Press Release
December 5, 2024
Freddy’s Forecast: November Jobs
Director of Competition Policy Fred Ashton predicts the results of the monthly employment survey. This month, Ashton writes:
Expect a post-hurricane and strike rebound in the topline payroll number of 220,000 and possible upward revisions to the prior month. The unemployment rate will tick up to 4.2 percent while growth in average hourly earnings will increase by 12 cents or 0.3 percent.
See below for his full analysis.
The Misplaced Focus on Manufacturing Jobs
Both the Trump and Biden Administrations made protecting – and even expanding – jobs in the manufacturing sector a centerpiece of their economic agendas. President Trump negotiated the United States-Mexico-Canda Agreement to favor domestic manufacturing, President Biden passed the CHIPS and Science Act and the Inflation Reduction Act to subsidize certain manufacturing industries, and both presidents used tariffs to ward off foreign competition.
Despite the tens of billions of dollars in federal spending and increased consumer costs, a manufacturing employment renaissance failed to materialize. Manufacturing employment expanded 4.1 percent between January 2017 and October 2024, underperforming overall employment growth of 9.2 percent. As a result, the manufacturing sector’s share of employment fell from 8.5 percent to 8.1 percent.
This underperformance is hardly a reason for the incoming administration to double down on past policy failures. The focus on jobs is misplaced. Instead, the next Trump Administration should focus its efforts on improving manufacturing productivity. Manufacturing labor productivity has been in steady decline since 2011, and total factor productivity hasn’t budged either. It’s awfully difficult to expand manufacturing employment when workers are less productive than they were a decade ago.
Increasing manufacturing productivity requires a proper mix of people and capital. Labor uses that capital to increase productivity. But there are barriers buried in the tax code that disincentivize the capital deepening necessary to boost labor productivity. AAF Board Member Kevin Brady and President Doug Holtz-Eakin testified before the Joint Economic Committee in November regarding the benefits that would come from making expensing of investments and research and development expenditures permanent. One such benefit would be removing “a tax consideration from the choice among wages, investment in skills, investment in physical capital, and investment in innovation.” In other words, removing the bias against capital embedded in the tax code in favor of a more neutral tax policy would enable firms to choose the best mix of labor and capital for growth rather than a mix best suited for the tax code.
Increased labor productivity is where the incoming president should focus his attention. Gains in productivity lead to higher real wages and a better standard of living. Allowing businesses to focus on growth rather than tax efficiency will most certainly give the boost to employment that Presidents Trump and Biden have been searching for all along.

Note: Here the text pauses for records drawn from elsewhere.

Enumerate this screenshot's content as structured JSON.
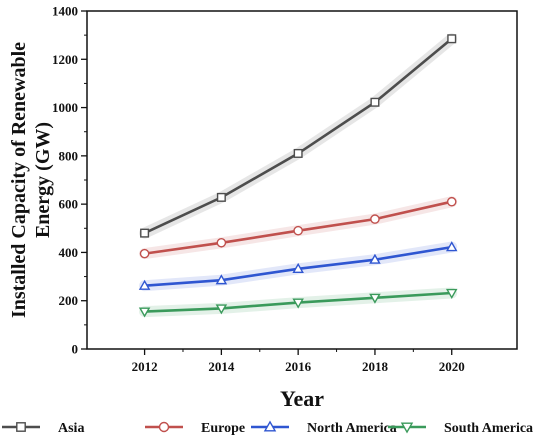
{
  "chart_data": {
    "type": "line",
    "xlabel": "Year",
    "ylabel_lines": [
      "Installed Capacity of Renewable",
      "Energy  (GW)"
    ],
    "x": [
      2012,
      2014,
      2016,
      2018,
      2020
    ],
    "xlim": [
      2010.5,
      2021.7
    ],
    "ylim": [
      0,
      1400
    ],
    "xticks": [
      "2012",
      "2014",
      "2016",
      "2018",
      "2020"
    ],
    "yticks": [
      "0",
      "200",
      "400",
      "600",
      "800",
      "1000",
      "1200",
      "1400"
    ],
    "grid": false,
    "legend_position": "bottom",
    "series": [
      {
        "name": "Asia",
        "color": "#4d4d4d",
        "marker": "square",
        "values": [
          480,
          628,
          810,
          1022,
          1285
        ]
      },
      {
        "name": "Europe",
        "color": "#c0504d",
        "marker": "circle",
        "values": [
          395,
          440,
          490,
          538,
          610
        ]
      },
      {
        "name": "North America",
        "color": "#2f56d1",
        "marker": "triangle-up",
        "values": [
          262,
          285,
          332,
          370,
          422
        ]
      },
      {
        "name": "South America",
        "color": "#3a9a5b",
        "marker": "triangle-down",
        "values": [
          155,
          168,
          192,
          212,
          232
        ]
      }
    ]
  }
}
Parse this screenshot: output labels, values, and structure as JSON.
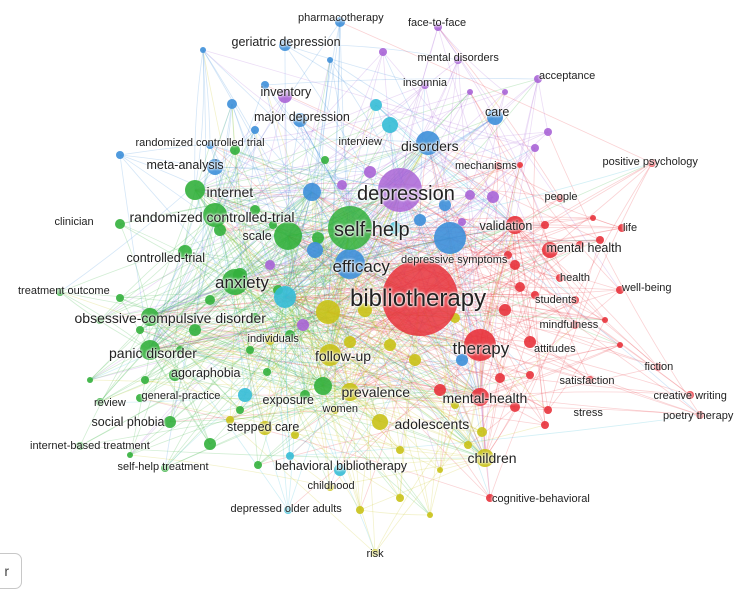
{
  "colors": {
    "red": "#e8323b",
    "green": "#33b03c",
    "blue": "#3d8fd9",
    "purple": "#a964d6",
    "yellow": "#c9c217",
    "cyan": "#35bcd6"
  },
  "corner_button": {
    "label": "r"
  },
  "terms": [
    {
      "id": "bibliotherapy",
      "label": "bibliotherapy",
      "cluster": "red",
      "size": 6
    },
    {
      "id": "depression",
      "label": "depression",
      "cluster": "purple",
      "size": 5
    },
    {
      "id": "self-help",
      "label": "self-help",
      "cluster": "green",
      "size": 5
    },
    {
      "id": "therapy",
      "label": "therapy",
      "cluster": "red",
      "size": 4
    },
    {
      "id": "efficacy",
      "label": "efficacy",
      "cluster": "blue",
      "size": 4
    },
    {
      "id": "anxiety",
      "label": "anxiety",
      "cluster": "green",
      "size": 4
    },
    {
      "id": "disorders",
      "label": "disorders",
      "cluster": "blue",
      "size": 3
    },
    {
      "id": "randomized-controlled-trial",
      "label": "randomized controlled-trial",
      "cluster": "green",
      "size": 3
    },
    {
      "id": "internet",
      "label": "internet",
      "cluster": "green",
      "size": 3
    },
    {
      "id": "obsessive-compulsive-disorder",
      "label": "obsessive-compulsive disorder",
      "cluster": "green",
      "size": 3
    },
    {
      "id": "panic-disorder",
      "label": "panic disorder",
      "cluster": "green",
      "size": 3
    },
    {
      "id": "follow-up",
      "label": "follow-up",
      "cluster": "yellow",
      "size": 3
    },
    {
      "id": "mental-health-hyphen",
      "label": "mental-health",
      "cluster": "red",
      "size": 3
    },
    {
      "id": "adolescents",
      "label": "adolescents",
      "cluster": "yellow",
      "size": 3
    },
    {
      "id": "children",
      "label": "children",
      "cluster": "yellow",
      "size": 3
    },
    {
      "id": "prevalence",
      "label": "prevalence",
      "cluster": "yellow",
      "size": 3
    },
    {
      "id": "validation",
      "label": "validation",
      "cluster": "red",
      "size": 2
    },
    {
      "id": "scale",
      "label": "scale",
      "cluster": "green",
      "size": 2
    },
    {
      "id": "controlled-trial",
      "label": "controlled-trial",
      "cluster": "green",
      "size": 2
    },
    {
      "id": "mental-health",
      "label": "mental health",
      "cluster": "red",
      "size": 2
    },
    {
      "id": "major-depression",
      "label": "major depression",
      "cluster": "blue",
      "size": 2
    },
    {
      "id": "geriatric-depression",
      "label": "geriatric depression",
      "cluster": "blue",
      "size": 2
    },
    {
      "id": "inventory",
      "label": "inventory",
      "cluster": "purple",
      "size": 2
    },
    {
      "id": "meta-analysis",
      "label": "meta-analysis",
      "cluster": "blue",
      "size": 2
    },
    {
      "id": "agoraphobia",
      "label": "agoraphobia",
      "cluster": "green",
      "size": 2
    },
    {
      "id": "social-phobia",
      "label": "social phobia",
      "cluster": "green",
      "size": 2
    },
    {
      "id": "stepped-care",
      "label": "stepped care",
      "cluster": "yellow",
      "size": 2
    },
    {
      "id": "exposure",
      "label": "exposure",
      "cluster": "green",
      "size": 2
    },
    {
      "id": "behavioral-bibliotherapy",
      "label": "behavioral bibliotherapy",
      "cluster": "cyan",
      "size": 2
    },
    {
      "id": "care",
      "label": "care",
      "cluster": "blue",
      "size": 2
    },
    {
      "id": "pharmacotherapy",
      "label": "pharmacotherapy",
      "cluster": "blue",
      "size": 1
    },
    {
      "id": "face-to-face",
      "label": "face-to-face",
      "cluster": "purple",
      "size": 1
    },
    {
      "id": "mental-disorders",
      "label": "mental disorders",
      "cluster": "purple",
      "size": 1
    },
    {
      "id": "acceptance",
      "label": "acceptance",
      "cluster": "purple",
      "size": 1
    },
    {
      "id": "insomnia",
      "label": "insomnia",
      "cluster": "purple",
      "size": 1
    },
    {
      "id": "randomized-controlled-trial-2",
      "label": "randomized controlled trial",
      "cluster": "blue",
      "size": 1
    },
    {
      "id": "interview",
      "label": "interview",
      "cluster": "cyan",
      "size": 1
    },
    {
      "id": "mechanisms",
      "label": "mechanisms",
      "cluster": "red",
      "size": 1
    },
    {
      "id": "positive-psychology",
      "label": "positive psychology",
      "cluster": "red",
      "size": 1
    },
    {
      "id": "people",
      "label": "people",
      "cluster": "red",
      "size": 1
    },
    {
      "id": "life",
      "label": "life",
      "cluster": "red",
      "size": 1
    },
    {
      "id": "clinician",
      "label": "clinician",
      "cluster": "green",
      "size": 1
    },
    {
      "id": "depressive-symptoms",
      "label": "depressive symptoms",
      "cluster": "blue",
      "size": 1
    },
    {
      "id": "health",
      "label": "health",
      "cluster": "red",
      "size": 1
    },
    {
      "id": "well-being",
      "label": "well-being",
      "cluster": "red",
      "size": 1
    },
    {
      "id": "treatment-outcome",
      "label": "treatment outcome",
      "cluster": "green",
      "size": 1
    },
    {
      "id": "students",
      "label": "students",
      "cluster": "red",
      "size": 1
    },
    {
      "id": "mindfulness",
      "label": "mindfulness",
      "cluster": "red",
      "size": 1
    },
    {
      "id": "individuals",
      "label": "individuals",
      "cluster": "yellow",
      "size": 1
    },
    {
      "id": "attitudes",
      "label": "attitudes",
      "cluster": "red",
      "size": 1
    },
    {
      "id": "fiction",
      "label": "fiction",
      "cluster": "red",
      "size": 1
    },
    {
      "id": "satisfaction",
      "label": "satisfaction",
      "cluster": "red",
      "size": 1
    },
    {
      "id": "creative-writing",
      "label": "creative writing",
      "cluster": "red",
      "size": 1
    },
    {
      "id": "review",
      "label": "review",
      "cluster": "green",
      "size": 1
    },
    {
      "id": "general-practice",
      "label": "general-practice",
      "cluster": "green",
      "size": 1
    },
    {
      "id": "women",
      "label": "women",
      "cluster": "yellow",
      "size": 1
    },
    {
      "id": "stress",
      "label": "stress",
      "cluster": "red",
      "size": 1
    },
    {
      "id": "poetry-therapy",
      "label": "poetry therapy",
      "cluster": "red",
      "size": 1
    },
    {
      "id": "internet-based-treatment",
      "label": "internet-based treatment",
      "cluster": "green",
      "size": 1
    },
    {
      "id": "self-help-treatment",
      "label": "self-help treatment",
      "cluster": "green",
      "size": 1
    },
    {
      "id": "childhood",
      "label": "childhood",
      "cluster": "yellow",
      "size": 1
    },
    {
      "id": "cognitive-behavioral",
      "label": "cognitive-behavioral",
      "cluster": "red",
      "size": 1
    },
    {
      "id": "depressed-older-adults",
      "label": "depressed older adults",
      "cluster": "cyan",
      "size": 1
    },
    {
      "id": "risk",
      "label": "risk",
      "cluster": "yellow",
      "size": 1
    }
  ]
}
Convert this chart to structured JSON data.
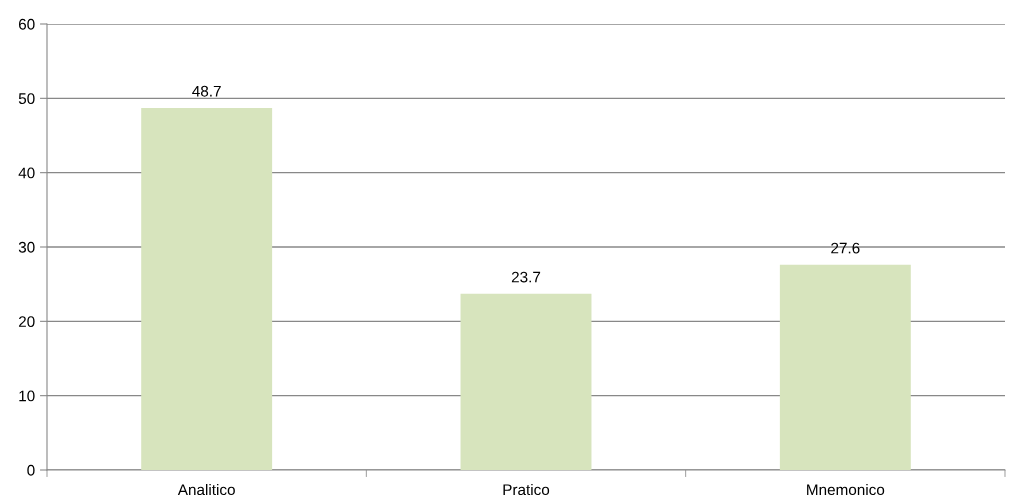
{
  "chart_data": {
    "type": "bar",
    "categories": [
      "Analitico",
      "Pratico",
      "Mnemonico"
    ],
    "values": [
      48.7,
      23.7,
      27.6
    ],
    "color": "#d7e4bd",
    "ylim": [
      0,
      60
    ],
    "yticks": [
      0,
      10,
      20,
      30,
      40,
      50,
      60
    ],
    "grid": "y",
    "data_labels": true
  }
}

Freddy’s Forecast: November Jobs
The October jobs report showed employers added 12,000 new hires to the payrolls while the unemployment rate held steady at 4.1 percent. Hourly earnings rose by 4.0 percent over the past 12 months. The data were clouded by the effects of hurricanes Helene and Milton, but the Bureau of Labor Statistics said it was “not possible to quantify the net effects on the over-the-month change in national employment.” Moreover, worker strikes negatively affected manufacturing employment during the month.
Since the last report, the labor market continued to show signs of cooling. ADP reported that private-sector employment increased by 146,000 jobs. Details in the report showed that the bulk of the hiring came from medium and large businesses while small businesses shed 17,000 jobs. The manufacturing sector slashed 26,000 jobs but was buoyed by continued strength in the education and health services sector (+50,000).
JOLTS data showed that job openings increased but remained firmly in a downward trend, while the number of hires dipped to its lowest level since June. The ratio of job openings per available worker was 1.1 percent, where it has held steady since July.
The institute for Supply Management showed that hiring in the manufacturing sector continued to contract in November, albeit at a slower rate than in the prior month. In the services sector, ISM reported the pace of hiring downshifted from the prior month.
High-frequency data from the Department of Labor showed that weekly initial jobless claims ticked up by 9,000 to 224,000 but showed no signs that the labor market was deteriorating at a more rapid pace.
Expect a post-hurricane and strike rebound in the topline payroll number of 220,000 and possible upward revisions to the prior month. The unemployment rate will tick up to 4.2 percent while growth in average hourly earnings will increase by 12 cents or 0.3 percent.